In Niedersachsen ist ein Erwachsener gestorben, der an Masern erkrankt war. Ärzte untersuchen jetzt, warum die Krankheit so schnell und schwer verlief.

Das Masernvirus
Cynthia Goldsmith/ Centers for Disease Control and Prevention/ DPA

Das Masernvirus


Ein an Masern erkrankter Erwachsener ist in Niedersachsen gestorben. Die Infektion habe maßgeblich zum Tod beigetragen. Ob sie aber tatsächlich die Ursache gewesen sei, werde erst in einigen Wochen feststehen, sagte eine Sprecherin des Kreises Hildesheim am Dienstag. Weder zum genauen Alter noch zum Geschlecht des Toten machte die Sprecherin Angaben.

In der Familie des Todesopfers habe es vorher einen Masernfall gegeben, hieß es vom Kreis.
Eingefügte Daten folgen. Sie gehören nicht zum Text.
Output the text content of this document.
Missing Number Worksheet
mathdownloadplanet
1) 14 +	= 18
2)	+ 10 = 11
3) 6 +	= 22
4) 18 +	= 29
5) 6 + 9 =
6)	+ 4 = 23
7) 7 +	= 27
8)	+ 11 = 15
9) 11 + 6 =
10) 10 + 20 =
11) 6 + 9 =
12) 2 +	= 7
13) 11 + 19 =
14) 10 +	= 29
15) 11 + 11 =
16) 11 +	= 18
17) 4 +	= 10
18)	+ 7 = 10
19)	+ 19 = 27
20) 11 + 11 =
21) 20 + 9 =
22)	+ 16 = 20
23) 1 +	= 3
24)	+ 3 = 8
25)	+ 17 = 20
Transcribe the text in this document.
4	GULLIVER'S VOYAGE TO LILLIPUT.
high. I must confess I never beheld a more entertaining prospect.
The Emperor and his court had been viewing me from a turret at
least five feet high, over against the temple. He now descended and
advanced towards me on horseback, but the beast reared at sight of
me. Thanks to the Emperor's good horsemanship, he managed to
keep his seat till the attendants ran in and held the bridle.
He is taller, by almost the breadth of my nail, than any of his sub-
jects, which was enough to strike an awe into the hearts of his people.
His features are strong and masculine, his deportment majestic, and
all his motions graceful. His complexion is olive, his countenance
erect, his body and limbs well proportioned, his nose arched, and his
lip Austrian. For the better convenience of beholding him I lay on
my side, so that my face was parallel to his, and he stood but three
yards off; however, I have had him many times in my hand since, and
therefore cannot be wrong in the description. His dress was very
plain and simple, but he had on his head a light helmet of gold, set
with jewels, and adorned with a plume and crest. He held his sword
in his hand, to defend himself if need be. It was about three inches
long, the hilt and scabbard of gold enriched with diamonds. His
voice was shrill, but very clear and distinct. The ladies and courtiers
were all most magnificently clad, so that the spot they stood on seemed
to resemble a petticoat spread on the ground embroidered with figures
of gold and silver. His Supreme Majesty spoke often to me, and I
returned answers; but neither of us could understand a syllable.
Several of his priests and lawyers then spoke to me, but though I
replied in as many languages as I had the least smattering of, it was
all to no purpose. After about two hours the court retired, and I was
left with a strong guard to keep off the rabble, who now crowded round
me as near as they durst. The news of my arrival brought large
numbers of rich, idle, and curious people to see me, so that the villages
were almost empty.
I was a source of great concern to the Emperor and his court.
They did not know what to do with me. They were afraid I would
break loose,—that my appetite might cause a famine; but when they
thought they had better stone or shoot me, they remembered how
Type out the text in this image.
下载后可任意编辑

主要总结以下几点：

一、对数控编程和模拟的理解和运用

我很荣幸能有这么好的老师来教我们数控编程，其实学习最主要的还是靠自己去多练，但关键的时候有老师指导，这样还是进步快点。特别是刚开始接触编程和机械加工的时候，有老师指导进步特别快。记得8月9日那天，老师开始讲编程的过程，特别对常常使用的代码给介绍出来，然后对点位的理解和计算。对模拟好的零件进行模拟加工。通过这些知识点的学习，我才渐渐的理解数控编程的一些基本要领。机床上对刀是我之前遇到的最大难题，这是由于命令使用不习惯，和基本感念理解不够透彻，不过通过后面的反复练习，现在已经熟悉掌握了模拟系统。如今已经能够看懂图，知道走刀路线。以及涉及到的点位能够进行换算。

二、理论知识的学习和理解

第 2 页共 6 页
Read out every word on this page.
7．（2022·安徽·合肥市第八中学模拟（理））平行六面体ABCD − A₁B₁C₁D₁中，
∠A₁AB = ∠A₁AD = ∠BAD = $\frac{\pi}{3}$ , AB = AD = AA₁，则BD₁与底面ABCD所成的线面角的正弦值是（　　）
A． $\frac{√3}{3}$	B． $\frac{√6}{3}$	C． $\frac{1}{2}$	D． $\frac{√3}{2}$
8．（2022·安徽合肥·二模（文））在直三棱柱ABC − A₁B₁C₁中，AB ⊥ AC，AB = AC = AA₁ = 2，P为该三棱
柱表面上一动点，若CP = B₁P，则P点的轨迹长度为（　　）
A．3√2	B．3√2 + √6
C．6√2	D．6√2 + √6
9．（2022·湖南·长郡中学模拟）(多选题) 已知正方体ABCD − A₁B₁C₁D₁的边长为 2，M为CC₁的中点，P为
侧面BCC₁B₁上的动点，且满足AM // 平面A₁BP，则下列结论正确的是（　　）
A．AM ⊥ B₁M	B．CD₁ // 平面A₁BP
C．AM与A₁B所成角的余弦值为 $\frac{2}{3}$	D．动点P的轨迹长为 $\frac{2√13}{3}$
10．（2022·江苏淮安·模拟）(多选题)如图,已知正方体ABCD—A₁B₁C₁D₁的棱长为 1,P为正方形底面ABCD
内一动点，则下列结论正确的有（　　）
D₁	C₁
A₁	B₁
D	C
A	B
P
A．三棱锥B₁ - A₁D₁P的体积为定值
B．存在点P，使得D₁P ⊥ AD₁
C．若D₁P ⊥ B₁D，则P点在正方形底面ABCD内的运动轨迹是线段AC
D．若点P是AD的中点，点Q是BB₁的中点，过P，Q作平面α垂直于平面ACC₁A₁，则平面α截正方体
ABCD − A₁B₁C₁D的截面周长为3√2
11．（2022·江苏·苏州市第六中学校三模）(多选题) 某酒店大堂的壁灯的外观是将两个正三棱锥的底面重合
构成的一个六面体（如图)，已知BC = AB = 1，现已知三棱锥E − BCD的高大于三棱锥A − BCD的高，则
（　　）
Weil die Person nicht geimpft war, habe sie sich acht Tage vor ihrem Tod immunisieren lassen. Die Impfung habe die Erkrankung allerdings nicht mehr verhindern können. "Warum es bei dieser Person zu einem derartig schnellen und schweren Verlauf der Krankheit kam, ist noch nicht abschließend geklärt", heißt es in einer Pressemitteilung des Landkreises Hildesheim.

Zu wenig Geimpfte

Nach Angaben des Statistischen Bundesamtes gab es in Deutschland 2016 zwei erfasste Masern-Todesfälle, bei einem handelte es sich um ein sechsjähriges Mädchen. Es war an der chronischen Masern-Gehirnentzündung SSPE (subakute sklerosierende Panenzephalitis)erkrankt; die Krankheit ist eine mögliche Spätfolge einer Maserninfektion und verläuft immer tödlich. 2015 seien drei Menschen gestorben, in dem Jahr hatte es einen großen Masernausbruch in Berlin gegeben.

In der Hauptstadt zeigte sich, wie schnell und punktuell sich Maserninfektionen ausbreiten können. Die Krankheitszahl lag Mitte März 2015 bereits bei 699 - es war der größte deutschlandweite Ausbruch der vergangenen zehn Jahre. Im März dieses Jahres hatten Ärzte in Berlin nur sieben Masernfälle dokumentiert.

Eigentlich hatte sich Deutschland in Absprache mit der Weltgesundheitsorganisation (WHO) das Ziel gesetzt, die Masern bis 2015 auszurotten. Dafür müssten mindestens 95 Prozent der Menschen zweimal gegen den Erreger geimpft sein. Bei den Kindern, die 2016 in Deutschland eingeschult wurden, hatten zwar 97,1 Prozent die erste Impfung erhalten. Die zweite Spritze konnten jedoch nur 92,9 Prozent vorweisen.

Aufgrund des zu geringen Impfschutzes in der Bevölkerung hat Gesundheitsminister Jens Spahn (CDU) den Gesetzesvorschlag eingebracht, eine Impfpflicht gegen Masern einzuführen.